Ce sont des révélations dont on aimerait se passer : une enquête franco-belge a permis de démanteler un réseau de trafic d’oiseaux protégés dans le Lot. Cas isolé ou phénomène récurrent ? Pour le savoir, nous avons interrogé Aurore Morin, Chargée de campagne IFAW – France (Fonds International pour la Protection des Animaux)


Fin février 2017, un important trafic d’oiseaux protégés a pu être démantelé. Étaient concernés par le commerce illégal des espèces telles que le Chardonneret élégant, le Bouvreuil pivoine, le Gorgebleue à miroir, le Loriot d’Europe, la Huppe fasciée, le Rossignol du Japon, et des rapaces (Epervier d’Europe, Aigle royal). Outre les centaines d’oiseaux, des cages, des pièges et des bagues de marquage falsifiées ont été découvertes. Dans le cadre de l’enquête, quatre individus ont été mis en examen. Ils encourent jusqu’à sept ans d’emprisonnement et 750.000 euros d’amende.

Jacques Chibret / Flickr

L’interpellation a été rendue possible grâce au travail de l’office national de lutte contre les atteintes à l’environnement et à la santé publique (OCLAESP), ainsi qu’à celui des agents de l’Office national de la chasse et de la faune sauvage (ONCFS), en coopération avec des enquêteurs belges.

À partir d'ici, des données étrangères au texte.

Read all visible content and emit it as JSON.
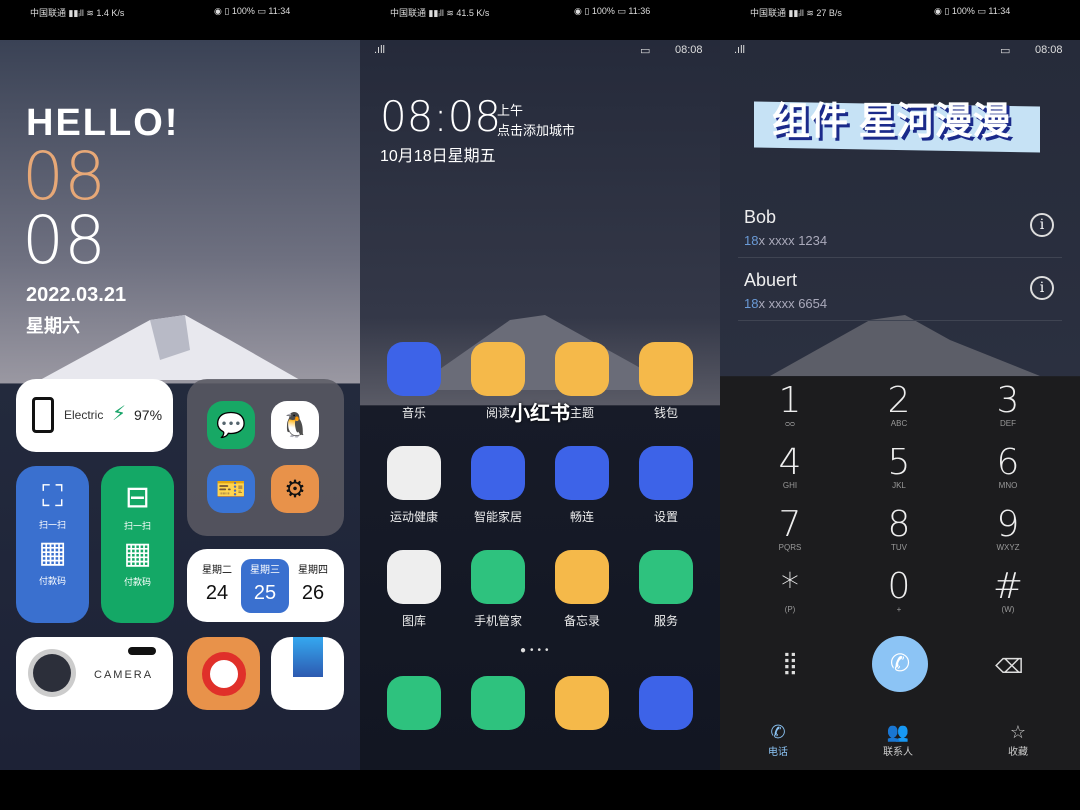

Dès 2016, des soupçons avaient été à l’origine de l’ouverture d’une enquête préliminaire par le procureur de la République de Cahors (Lot), Nicolas Septe. La découverte de premiers éléments a ensuite justifié une l’ouverture d’une information judiciaire. « Dans le cadre de la coopération policière et juridictionnelle européenne, des échanges d’informations ont permis aux magistrats et enquêteurs de France et de Belgique de croiser les renseignements utiles à l’avancée de l’information judiciaire en cours » a pour sa part communiqué la gendarmerie du Lot. L’intervention a finalement eu lieu après plusieurs mois de surveillance des suspects. Alors que deux jours plus tôt, un rhinocéros était abattu dans un zoo pour sa corne, ces nouvelles révélations mettent en lumière de manière troublante la réalité des trafics illégaux liés au animaux en France.

Megan Coughlin

« Entre 2012 et 2015, chaque année, plus de 1000 animaux vivants ont été saisis par les autorités douanières »

Les législations en vigueur sont-elles en cause ? C’est ce que suggère l’IFAW qui appelle à un « renforcement – indispensable –  de la réglementation nationale et européenne pour une meilleure protection des espèces menacées ». « Le trafic d’espèces sauvages (animaux vivants et parties ou produits dérivés) est un phénomène dont l’ampleur est de plus en plus inquiétante en Europe«  nous explique Aurore Morin, chiffres à l’appui : « entre 2012 et 2015, chaque année, plus de 1000 animaux vivants ont été saisis par les autorités douanières« . Par ailleurs, les dernières données publiées témoignent d’une progression du trafic. Ainsi, en 2016, « 976 [animaux vivants] ont été extraits du commerce illicite, soit une hausse de 140% par rapport aux 406 animaux saisis en 2015 ! ». En outre, tient à préciser l’IFAW, l’Europe joue un rôle décisif comme espace de transit et d’achat de l’ivoire.

Internet est l’un des principaux supports des réseaux, qui se servent des sites de commerce en ligne. En Europe, « en 2014, en l’espace de six semaines, 33 006 animaux vivants et/ou parties d’animaux d’espèces menacées ont été mis en vente sur 280 sites de commerce en ligne pour une valeur totalisant près de 8 millions d’euros…« . Pour lutter contre ces pratiques illégales, l’IFAW appelle la France à « adopter de manière urgente une réglementation nationale encadrant strictement le commerce en ligne des espèces sauvages« . L’ONG estime également qu’un renforcement des moyens à disposition des forces de l’ordre est nécessaire. Le trafic a « effet désastreux sur le bien-être des animaux et le maintien des écosystèmes« , il est donc urgent d’y mettre un terme.